[Date Prev][Date Next][Thread Prev][Thread Next][Date Index][Thread Index]
Re: LISP - Oracle
- To: Bruce Lester <72110.1107@CompuServe.COM>
- Subject: Re: LISP - Oracle
- From: cfry@MIT.EDU (Christopher Fry)
- Date: Tue, 18 Aug 92 15:05:20 EST
- Cc: info-mcl@cambridge.apple.com, kgrant@us.oracle.com
> I need to generate SQL in MCL 2.0, send it to a remote Oracle database server,
> and parse the result in MCL. I would like MCL to have control of this entire
> transaction.
>
> Has anyone attempted to communicate with Oracle using MCL?
>
> Did anyone attend Cris Kobryn's "Interfacing Lisp to SQL Databases" tutorial
> at the "Second International Lisp Users and Vendors Conference"?
I did. Cris Kobryn works at Harlequin. They make a bunch of add-on Common Lisp
software products intended for multiple hardware platforms.
I don't think they've brought up their SQL interface on the Mac yet.
At the conference, there was a movement to make some CL industry-wide defacto standards
for:
CLIM, Foreign Function Interface, and SQL interface. The plan was not to go through
the whole ansi process at this time, but simply have a generally agreed upon spec by the
major Lisp vendors that would permit users to port their code.
Franz, Lucid, Symbolics, and Harlequin seem to be moving in this direction.

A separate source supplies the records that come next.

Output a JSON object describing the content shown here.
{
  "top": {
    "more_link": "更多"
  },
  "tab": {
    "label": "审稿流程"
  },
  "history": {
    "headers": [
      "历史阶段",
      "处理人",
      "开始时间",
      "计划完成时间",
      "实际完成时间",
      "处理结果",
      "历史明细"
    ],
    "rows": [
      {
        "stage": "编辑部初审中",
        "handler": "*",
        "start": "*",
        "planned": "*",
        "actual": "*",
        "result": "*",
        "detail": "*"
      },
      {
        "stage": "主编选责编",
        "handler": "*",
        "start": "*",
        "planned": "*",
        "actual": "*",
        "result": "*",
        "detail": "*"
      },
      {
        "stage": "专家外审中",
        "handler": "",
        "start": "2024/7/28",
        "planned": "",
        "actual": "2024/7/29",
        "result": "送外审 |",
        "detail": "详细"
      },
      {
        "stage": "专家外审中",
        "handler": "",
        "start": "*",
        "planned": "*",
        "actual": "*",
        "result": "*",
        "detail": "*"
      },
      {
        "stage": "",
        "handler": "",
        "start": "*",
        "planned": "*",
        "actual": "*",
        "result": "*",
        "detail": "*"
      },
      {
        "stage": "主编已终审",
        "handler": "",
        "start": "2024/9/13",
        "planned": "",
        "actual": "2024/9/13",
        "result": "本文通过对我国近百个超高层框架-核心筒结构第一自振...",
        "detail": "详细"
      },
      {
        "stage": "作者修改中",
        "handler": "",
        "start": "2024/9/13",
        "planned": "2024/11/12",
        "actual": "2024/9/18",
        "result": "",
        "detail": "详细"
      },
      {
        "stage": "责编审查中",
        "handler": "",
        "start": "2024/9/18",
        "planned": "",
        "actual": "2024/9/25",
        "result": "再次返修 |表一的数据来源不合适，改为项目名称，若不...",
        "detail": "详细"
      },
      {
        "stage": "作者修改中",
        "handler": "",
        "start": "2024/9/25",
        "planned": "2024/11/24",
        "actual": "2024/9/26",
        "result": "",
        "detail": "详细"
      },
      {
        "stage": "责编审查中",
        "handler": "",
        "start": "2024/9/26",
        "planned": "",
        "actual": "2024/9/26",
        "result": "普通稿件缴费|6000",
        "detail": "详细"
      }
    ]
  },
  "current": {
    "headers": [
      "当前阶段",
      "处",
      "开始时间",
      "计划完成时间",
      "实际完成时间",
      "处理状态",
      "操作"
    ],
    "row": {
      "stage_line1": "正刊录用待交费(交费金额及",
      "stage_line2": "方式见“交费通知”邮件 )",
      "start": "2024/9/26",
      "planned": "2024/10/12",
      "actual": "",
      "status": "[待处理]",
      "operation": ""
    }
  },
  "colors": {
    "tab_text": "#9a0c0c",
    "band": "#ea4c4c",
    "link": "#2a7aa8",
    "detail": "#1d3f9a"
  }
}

I'm not sure what Apple's plans are but please join me in encouraging
Apple to cooperate here. In particular, a standard FFI to C code
might go a long way toward writing useful portable utilities like an SQL
interface.
For interfacing to particular products like Oracle, its likely that more than one
MCL hacker could make use of such code. If the interface code were portable accross
all CL implementations there might even be a market for such code.
Most likely scenerio is that the company selling the library supports a CL hacker
for doing the interface [typically as part of a project the hacker is doing anyway]
then takes over support and distribution of the interface software. I'd hope the
goal of the company would not be primarily to make money selling the interface code
itself, but rather in gaining more sales for their base product BECAUSE such an
interface was available.
This message is being CC'd to Ken Grant who use to work at my lab [MIT Center for
Coordination Science] and is now at Oracle. One of my predicessors at CCS wrote a
DAL <-> MCL1 interface whose intended use was with Oracle. Due to the cripling
DAL limitation of only 255 bytes per record, the code isn't very useful. A more direct
interface to Oracle would be.
We can save net work to the benefit of all with the right level of cooperation.
You MCL hackers out there that need SQL interfaces, pipe up!